Das Dorf entstand rund um ein Kloster, das der Überlieferung nach im 5. Jahrhundert von den Heiligen Roman und Sulpicius gegründet wurde. Im Jahr 1536 nahm die Gemeinde die Reformation an, was zur Aufhebung des Klosters führte.

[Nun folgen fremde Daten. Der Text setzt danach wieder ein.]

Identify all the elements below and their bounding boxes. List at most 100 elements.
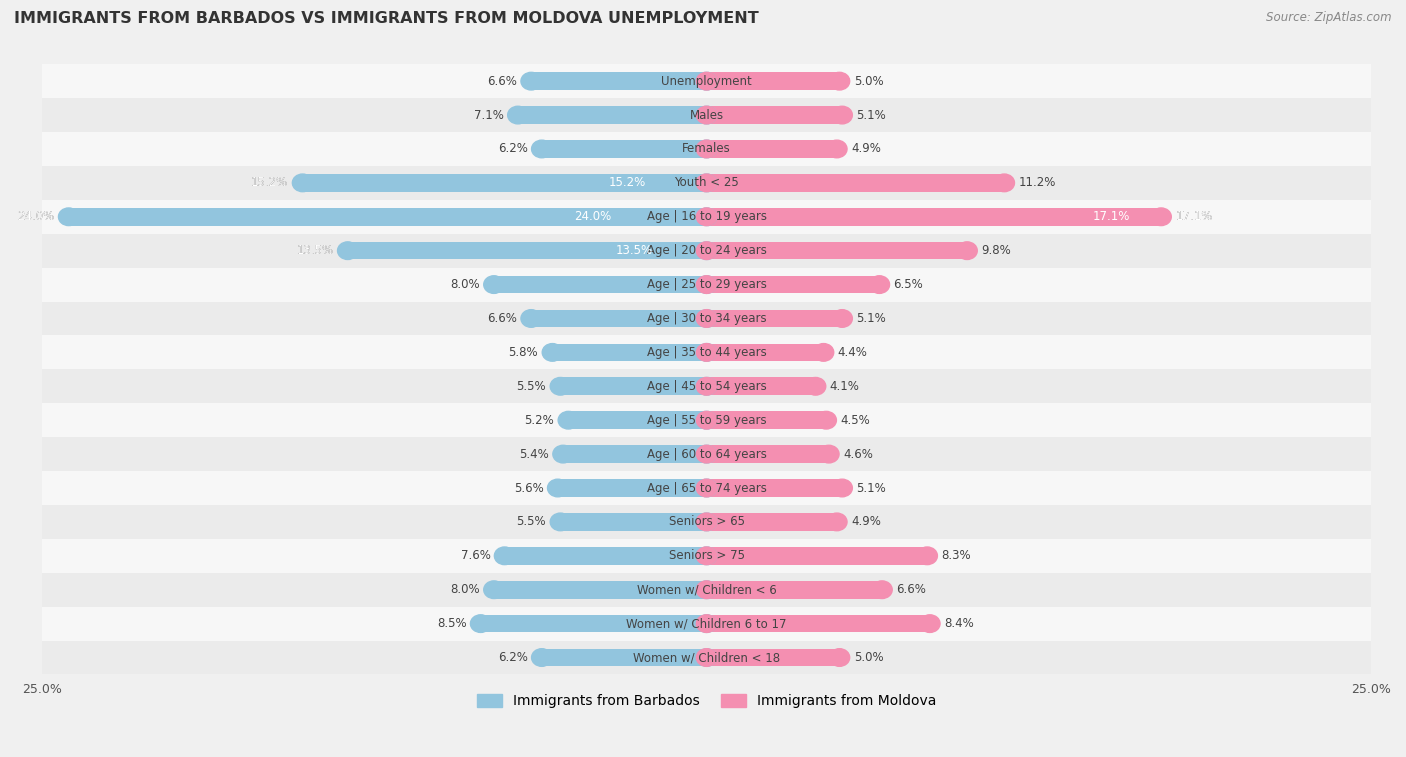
Text: Age | 20 to 24 years: Age | 20 to 24 years: [647, 245, 766, 257]
Ellipse shape: [832, 479, 852, 497]
Bar: [541, 140, 707, 157]
Ellipse shape: [531, 140, 553, 157]
Ellipse shape: [696, 344, 717, 361]
Ellipse shape: [696, 479, 717, 497]
Bar: [707, 208, 1161, 226]
Text: Seniors > 75: Seniors > 75: [669, 550, 745, 562]
Ellipse shape: [696, 208, 717, 226]
Bar: [707, 581, 882, 599]
Text: 24.0%: 24.0%: [17, 210, 55, 223]
Ellipse shape: [696, 547, 717, 565]
Ellipse shape: [696, 276, 717, 294]
Ellipse shape: [696, 140, 717, 157]
Text: 24.0%: 24.0%: [17, 210, 55, 223]
Bar: [42, 268, 1371, 301]
Bar: [42, 98, 1371, 132]
Ellipse shape: [827, 140, 846, 157]
Ellipse shape: [696, 174, 717, 192]
Text: 24.0%: 24.0%: [574, 210, 610, 223]
Bar: [707, 513, 837, 531]
Text: 5.0%: 5.0%: [853, 75, 883, 88]
Text: 8.4%: 8.4%: [943, 617, 974, 630]
Ellipse shape: [994, 174, 1015, 192]
Bar: [707, 344, 824, 361]
Text: Males: Males: [689, 108, 724, 122]
Text: 4.5%: 4.5%: [841, 413, 870, 427]
Bar: [494, 581, 707, 599]
Bar: [707, 615, 929, 632]
Ellipse shape: [920, 615, 941, 632]
Bar: [42, 573, 1371, 606]
Ellipse shape: [696, 547, 717, 565]
Ellipse shape: [484, 276, 505, 294]
Ellipse shape: [471, 615, 491, 632]
Text: 13.5%: 13.5%: [297, 245, 333, 257]
Ellipse shape: [815, 411, 837, 429]
Bar: [42, 64, 1371, 98]
Text: 8.0%: 8.0%: [450, 278, 479, 291]
Bar: [531, 73, 707, 90]
Bar: [707, 649, 839, 666]
Text: Age | 30 to 34 years: Age | 30 to 34 years: [647, 312, 766, 325]
Bar: [707, 547, 927, 565]
Text: 4.9%: 4.9%: [851, 516, 882, 528]
Ellipse shape: [547, 479, 568, 497]
Text: 7.1%: 7.1%: [474, 108, 503, 122]
Text: 13.5%: 13.5%: [616, 245, 652, 257]
Text: 6.6%: 6.6%: [896, 583, 927, 597]
Text: Age | 45 to 54 years: Age | 45 to 54 years: [647, 380, 766, 393]
Text: Age | 55 to 59 years: Age | 55 to 59 years: [647, 413, 766, 427]
Text: Age | 25 to 29 years: Age | 25 to 29 years: [647, 278, 766, 291]
Ellipse shape: [818, 445, 839, 463]
Bar: [553, 344, 707, 361]
Bar: [302, 174, 707, 192]
Text: 8.5%: 8.5%: [437, 617, 467, 630]
Text: 4.1%: 4.1%: [830, 380, 859, 393]
Ellipse shape: [696, 513, 717, 531]
Ellipse shape: [917, 547, 938, 565]
Bar: [707, 106, 842, 124]
Ellipse shape: [696, 378, 717, 395]
Ellipse shape: [696, 208, 717, 226]
Ellipse shape: [696, 411, 717, 429]
Text: 6.5%: 6.5%: [894, 278, 924, 291]
Text: 4.4%: 4.4%: [838, 346, 868, 359]
Ellipse shape: [696, 513, 717, 531]
Ellipse shape: [508, 106, 529, 124]
Text: 5.8%: 5.8%: [509, 346, 538, 359]
Bar: [69, 208, 707, 226]
Ellipse shape: [696, 649, 717, 666]
Bar: [517, 106, 707, 124]
Text: Source: ZipAtlas.com: Source: ZipAtlas.com: [1267, 11, 1392, 24]
Text: 8.3%: 8.3%: [942, 550, 972, 562]
Bar: [531, 310, 707, 327]
Bar: [707, 73, 839, 90]
Bar: [481, 615, 707, 632]
Bar: [707, 241, 967, 260]
Text: 5.1%: 5.1%: [856, 481, 886, 494]
Ellipse shape: [558, 411, 579, 429]
Bar: [42, 403, 1371, 437]
Ellipse shape: [832, 310, 852, 327]
Ellipse shape: [827, 513, 846, 531]
Bar: [42, 200, 1371, 234]
Legend: Immigrants from Barbados, Immigrants from Moldova: Immigrants from Barbados, Immigrants fro…: [471, 689, 942, 714]
Ellipse shape: [550, 513, 571, 531]
Ellipse shape: [696, 411, 717, 429]
Ellipse shape: [696, 73, 717, 90]
Bar: [494, 276, 707, 294]
Bar: [707, 140, 837, 157]
Text: 5.5%: 5.5%: [516, 380, 546, 393]
Text: Females: Females: [682, 142, 731, 155]
Bar: [558, 479, 707, 497]
Bar: [42, 505, 1371, 539]
Text: 11.2%: 11.2%: [1018, 176, 1056, 189]
Ellipse shape: [522, 73, 541, 90]
Text: 7.6%: 7.6%: [461, 550, 491, 562]
Ellipse shape: [806, 378, 825, 395]
Bar: [42, 234, 1371, 268]
Bar: [707, 174, 1004, 192]
Text: 15.2%: 15.2%: [609, 176, 645, 189]
Bar: [707, 276, 879, 294]
Ellipse shape: [696, 241, 717, 260]
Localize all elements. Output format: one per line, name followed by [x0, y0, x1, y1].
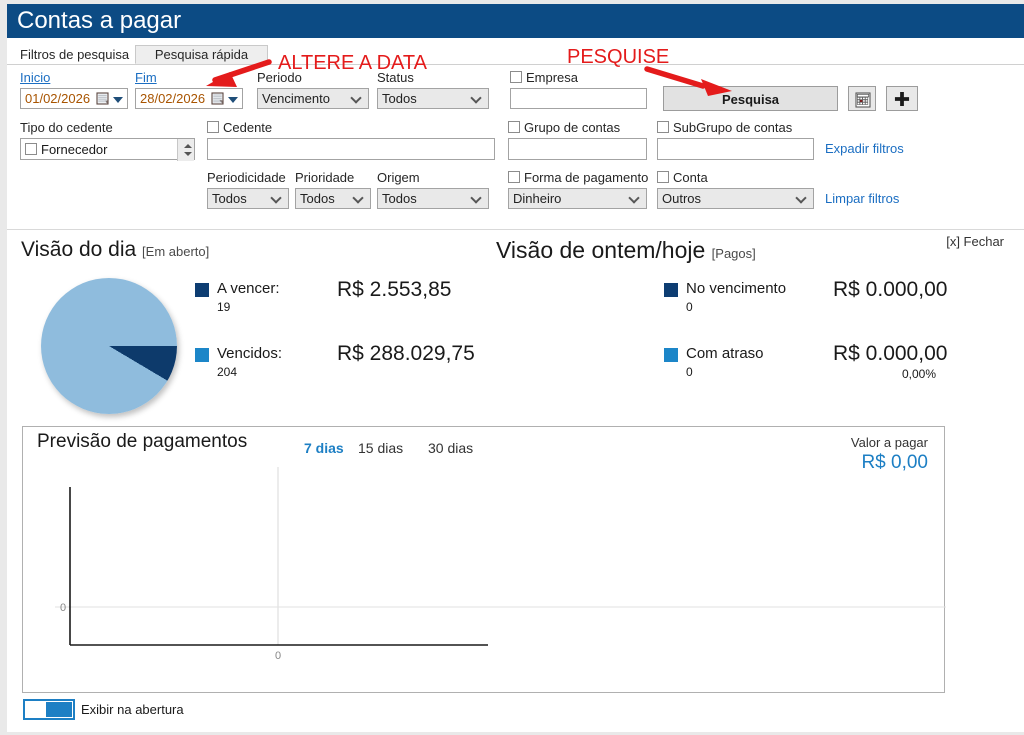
svg-text:0: 0 [275, 650, 281, 662]
svg-text:0: 0 [60, 602, 66, 614]
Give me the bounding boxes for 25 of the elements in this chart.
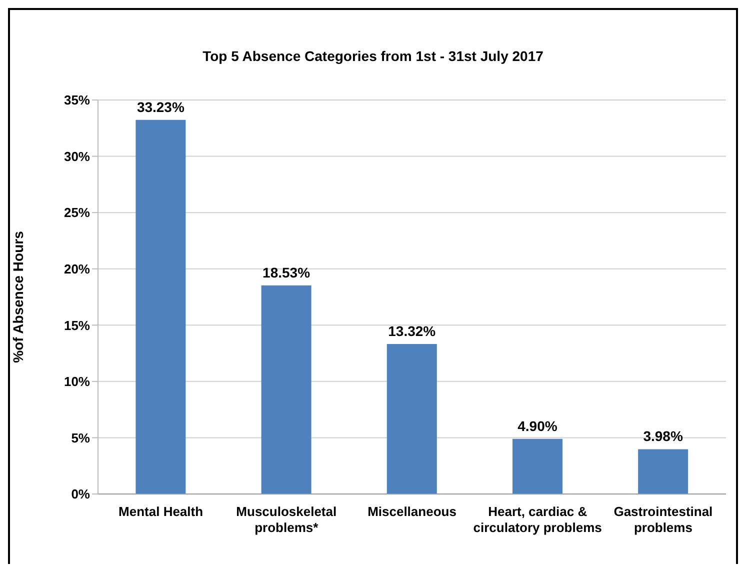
x-tick-label: Heart, cardiac & circulatory problems [473, 504, 602, 535]
x-tick-label: Mental Health [118, 504, 204, 519]
y-tick-label: 0% [71, 486, 90, 502]
data-label: 3.98% [643, 428, 684, 444]
x-tick-label: Miscellaneous [368, 504, 456, 519]
y-tick-label: 15% [64, 318, 90, 333]
bar [261, 285, 312, 494]
y-tick-label: 30% [64, 148, 90, 164]
bar [386, 344, 437, 494]
bar [136, 120, 186, 494]
x-tick-label: Musculoskeletal problems* [236, 504, 337, 535]
y-tick-label: 35% [64, 92, 90, 108]
bar [512, 438, 562, 494]
bar [638, 449, 688, 494]
chart-title: Top 5 Absence Categories from 1st - 31st July 2017 [202, 48, 544, 64]
y-axis-title: %of Absence Hours [10, 230, 26, 363]
y-tick-label: 10% [64, 374, 90, 390]
y-tick-label: 20% [64, 261, 90, 276]
data-label: 13.32% [388, 323, 436, 340]
x-tick-label: Gastrointestinal problems [614, 504, 713, 535]
data-label: 33.23% [136, 98, 185, 115]
y-tick-label: 5% [71, 430, 90, 446]
y-tick-label: 25% [64, 205, 90, 220]
data-label: 18.53% [262, 264, 311, 280]
data-label: 4.90% [518, 418, 558, 434]
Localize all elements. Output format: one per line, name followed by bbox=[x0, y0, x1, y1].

Romainmôtier liegt an der Via Francigena, dem alten Pilgerweg von Canterbury nach Rom, und zieht noch heute Wanderer und Neugierige an. Im Dorf stehen viele alte Klostergebäude noch aufrecht, darunter das ehemalige Wohnhaus des Priors, das später zum Sitz bernischer Beamter wurde.
Das Dorf lässt sich bequem zu Fuß erkunden, da es klein und gut überschaubar ist. Der beste Ausgangspunkt ist der Bereich rund um die Abteikirche, von wo aus die meisten alten Gebäude leicht zu erreichen sind.
Die heutige Abteikirche wurde Anfang des 11. Jahrhunderts errichtet, an der Stelle von zwei früheren Heiligtümern aus dem 7. und 8. Jahrhundert. Ihr Baustil erinnert an die berühmte Abtei von Cluny in der Burgundy.